Questionado por alguns e amado por tantos, Paulo Freire deixou uma mensagem talvez incontestável: a juventude ou a velhice dependem menos dos anos vividos e mais de como pensamos e existimos no mundo — da curiosidade que mantemos, da busca incessante pelo conhecimento, da esperança que nos move e da coragem para recomeçar, mantendo vivos, sempre, os nossos sonhos. 
 
Nas redes sociais, circulam diversas publicações com um registro jornalístico do século passado que se refere a uma “velhinha de 42 anos”. A notícia faz sentido quando lembramos que, em 1900, a expectativa de vida no Brasil era de apenas 33,7 anos — um número que deu um salto extraordinário, alcançando 76,8 anos atualmente. 
 
Essa transformação demográfica trouxe consequências profundas para a previdência social em todo o mundo, que constantemente revisa, com base em cálculos atuariais, as idades mínimas para aposentadoria. Com o aumento da população idosa, tornou-se urgente assegurar seus direitos. Foi assim que, em 2003, o Brasil aprovou o Estatuto do Idoso, substituído em 2022 pelo Estatuto da Pessoa Idosa. Sim, foi preciso mudar até o nome para combater o preconceito e a desumanização associados ao termo “idoso”. 
 
Aliás, na mesma linha, o que antes era chamado de “Asilo” ou “Lar dos Velhos” hoje recebe o nome de Instituição de Longa Permanência para Idosos (ILPI). São espaços que oferecem moradia, alimentação, assistência à saúde e apoio psicológico.

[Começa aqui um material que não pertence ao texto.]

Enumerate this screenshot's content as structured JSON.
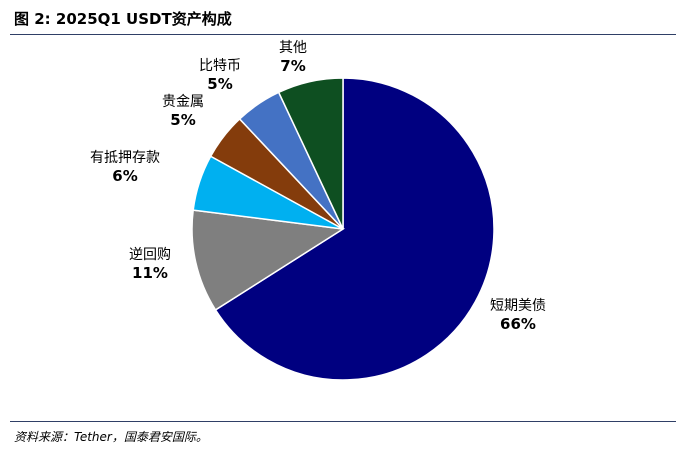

Muitas desenvolvem um trabalho admirável, mas é doloroso constatar que várias ainda operam em condições precárias, submetendo seus residentes a situações que exigem a imediata atenção — e, quando necessário, a intervenção — dos órgãos fiscalizadores. 
 
Vivemos, sem dúvida, grandes avanços na garantia de direitos e na qualidade de vida dessa população. No entanto, ainda há muito por fazer. Nossa sociedade, tão acostumada a cultuar a juventude e a virilidade, precisa preparar-se para um destino inevitável: ou morreremos ou envelheceremos, com todas as necessidades e limitações que essa fase pode trazer. Recentemente, estive na festa de aniversário do Dr. Camilo Xavier, e alguém fez uma pergunta que me tocou: “Quantos amigos de 98 anos nós temos?”. Fiquei intrigado. Ao consultar os dados do IBGE, descobri que hoje há mais de 37 mil centenários vivendo no Brasil. 
 
Acompanho de perto famílias que cuidam de idosos e enfrentam sobrecargas físicas e emocionais — notadamente as mulheres —, além dos custos elevados com saúde e assistência. Vejo os desafios diários de mobilidade, o manejo de doenças crônicas e mentais, e, sobretudo, testemunho a solidão e o isolamento que tantos experimentam. É comovente — e por vezes angustiante — observar a inversão de papéis: aqueles que um dia nos cuidaram, agora dependem de nossos cuidados. 
 
Em 1991, a Organização das Nações Unidas instituiu o Dia Internacional do Idoso justamente para sensibilizar a sociedade sobre o envelhecimento e a urgência em garantir os direitos dessa população. Neste começo de outubro, celebremos aqueles que mantêm sua autonomia financeira, física e nas atividades do cotidiano. Mas não esqueçamos de cuidar, com empenho e afeto, daqueles que precisam de apoio em todos os sentidos. E para os mais egoístas, deixo um lembrete: cuidar do idoso de hoje é um investimento no idoso de amanhã — que seremos nós.